The affected casinos will close today, with the resorts to follow tomorrow. The closures are currently expected to last at least two weeks, however MGM will not be taking any new reservations before May 1st. This kind of closure for Las Vegas is unprecedented, but casinos in other parts of the world aren’t taking quite so drastic measures.
In Australia, casinos owned and run by major operators Crown Resorts and Star Entertainment Group are taking a different approach. Instead of closing, these casinos are opting to force social distancing by turning off half of the gambling machines in an effort to ensure players are at least one machine away from each other. These casinos will also be allowing fewer people to sit at card tables and allowing a maximum of 450 people into public dining areas.

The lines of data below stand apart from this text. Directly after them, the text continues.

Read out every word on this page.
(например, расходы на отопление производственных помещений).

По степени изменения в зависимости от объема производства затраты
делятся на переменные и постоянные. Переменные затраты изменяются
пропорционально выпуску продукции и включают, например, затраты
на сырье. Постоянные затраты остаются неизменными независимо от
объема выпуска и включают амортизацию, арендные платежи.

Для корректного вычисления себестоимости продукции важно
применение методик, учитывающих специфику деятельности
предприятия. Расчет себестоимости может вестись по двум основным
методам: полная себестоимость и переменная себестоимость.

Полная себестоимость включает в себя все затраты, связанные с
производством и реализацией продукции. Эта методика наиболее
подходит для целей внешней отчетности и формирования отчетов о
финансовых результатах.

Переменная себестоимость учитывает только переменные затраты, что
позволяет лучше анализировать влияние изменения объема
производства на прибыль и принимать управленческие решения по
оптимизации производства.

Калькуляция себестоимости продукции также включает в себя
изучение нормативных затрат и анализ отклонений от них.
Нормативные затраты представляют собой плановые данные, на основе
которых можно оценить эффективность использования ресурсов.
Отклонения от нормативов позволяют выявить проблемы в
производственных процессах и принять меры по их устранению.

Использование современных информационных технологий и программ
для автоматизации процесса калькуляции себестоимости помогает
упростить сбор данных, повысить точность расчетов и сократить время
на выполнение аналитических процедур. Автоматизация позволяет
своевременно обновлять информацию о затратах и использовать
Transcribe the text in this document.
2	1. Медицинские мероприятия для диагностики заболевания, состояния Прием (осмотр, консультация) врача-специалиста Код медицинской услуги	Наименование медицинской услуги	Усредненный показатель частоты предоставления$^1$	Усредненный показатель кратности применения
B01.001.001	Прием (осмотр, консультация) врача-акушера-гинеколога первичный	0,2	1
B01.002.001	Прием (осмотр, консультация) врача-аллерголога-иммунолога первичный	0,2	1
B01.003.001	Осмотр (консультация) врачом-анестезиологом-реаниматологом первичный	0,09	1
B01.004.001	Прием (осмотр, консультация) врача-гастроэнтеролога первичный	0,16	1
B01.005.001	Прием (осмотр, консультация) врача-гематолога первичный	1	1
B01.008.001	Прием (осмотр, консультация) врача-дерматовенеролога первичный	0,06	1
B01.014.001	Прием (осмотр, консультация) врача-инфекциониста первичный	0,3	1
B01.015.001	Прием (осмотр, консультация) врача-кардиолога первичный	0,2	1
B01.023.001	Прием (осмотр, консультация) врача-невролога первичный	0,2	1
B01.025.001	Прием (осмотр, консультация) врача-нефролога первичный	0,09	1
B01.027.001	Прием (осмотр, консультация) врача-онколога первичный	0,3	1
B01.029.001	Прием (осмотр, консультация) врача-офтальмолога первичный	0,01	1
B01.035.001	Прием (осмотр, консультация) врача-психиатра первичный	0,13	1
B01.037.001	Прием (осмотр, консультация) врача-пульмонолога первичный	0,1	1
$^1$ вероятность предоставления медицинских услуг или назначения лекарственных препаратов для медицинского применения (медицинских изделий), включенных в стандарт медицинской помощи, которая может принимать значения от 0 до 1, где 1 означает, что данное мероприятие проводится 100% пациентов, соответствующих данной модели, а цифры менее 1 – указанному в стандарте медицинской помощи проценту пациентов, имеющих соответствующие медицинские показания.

Whilst in theory this practice should slow the transmission, people will still be using the same machines, handling the same chips and breathing the same air as everyone around them. We think Vegas has the right idea, as it’s not worth risking people's lives just for gambling. If you’re thinking about going to a casino to gamble, we’d recommend checking out a new online casino instead.
In the UK, a case of coronavirus at a bingo hall has put 25 people into quarantine, though there has been no official word on whether casinos or bingo halls in the UK will be forced to close as the situation worsens. If you are planning on visiting your local bingo hall, check out our coronavirus advice for bingo players.
With the spread of Coronavirus affecting countries all over the world, many other businesses and industries that could potentially spread the virus by gathering large amounts of people are choosing to take breaks and delays over risking their customers.
E3, a major annual video game expo that was set to take place in June has recently cancelled the whole event due to coronavirus fears. This is the first time in 26 years that this huge industry event hasn’t gone ahead. The film industry is taking quite a hit too, as cinemas all over Europe are closing down and major Hollywood hits like the latest James Bond, X-Men and The Fast and the Furious films are being delayed into late 2020 and even into 2021.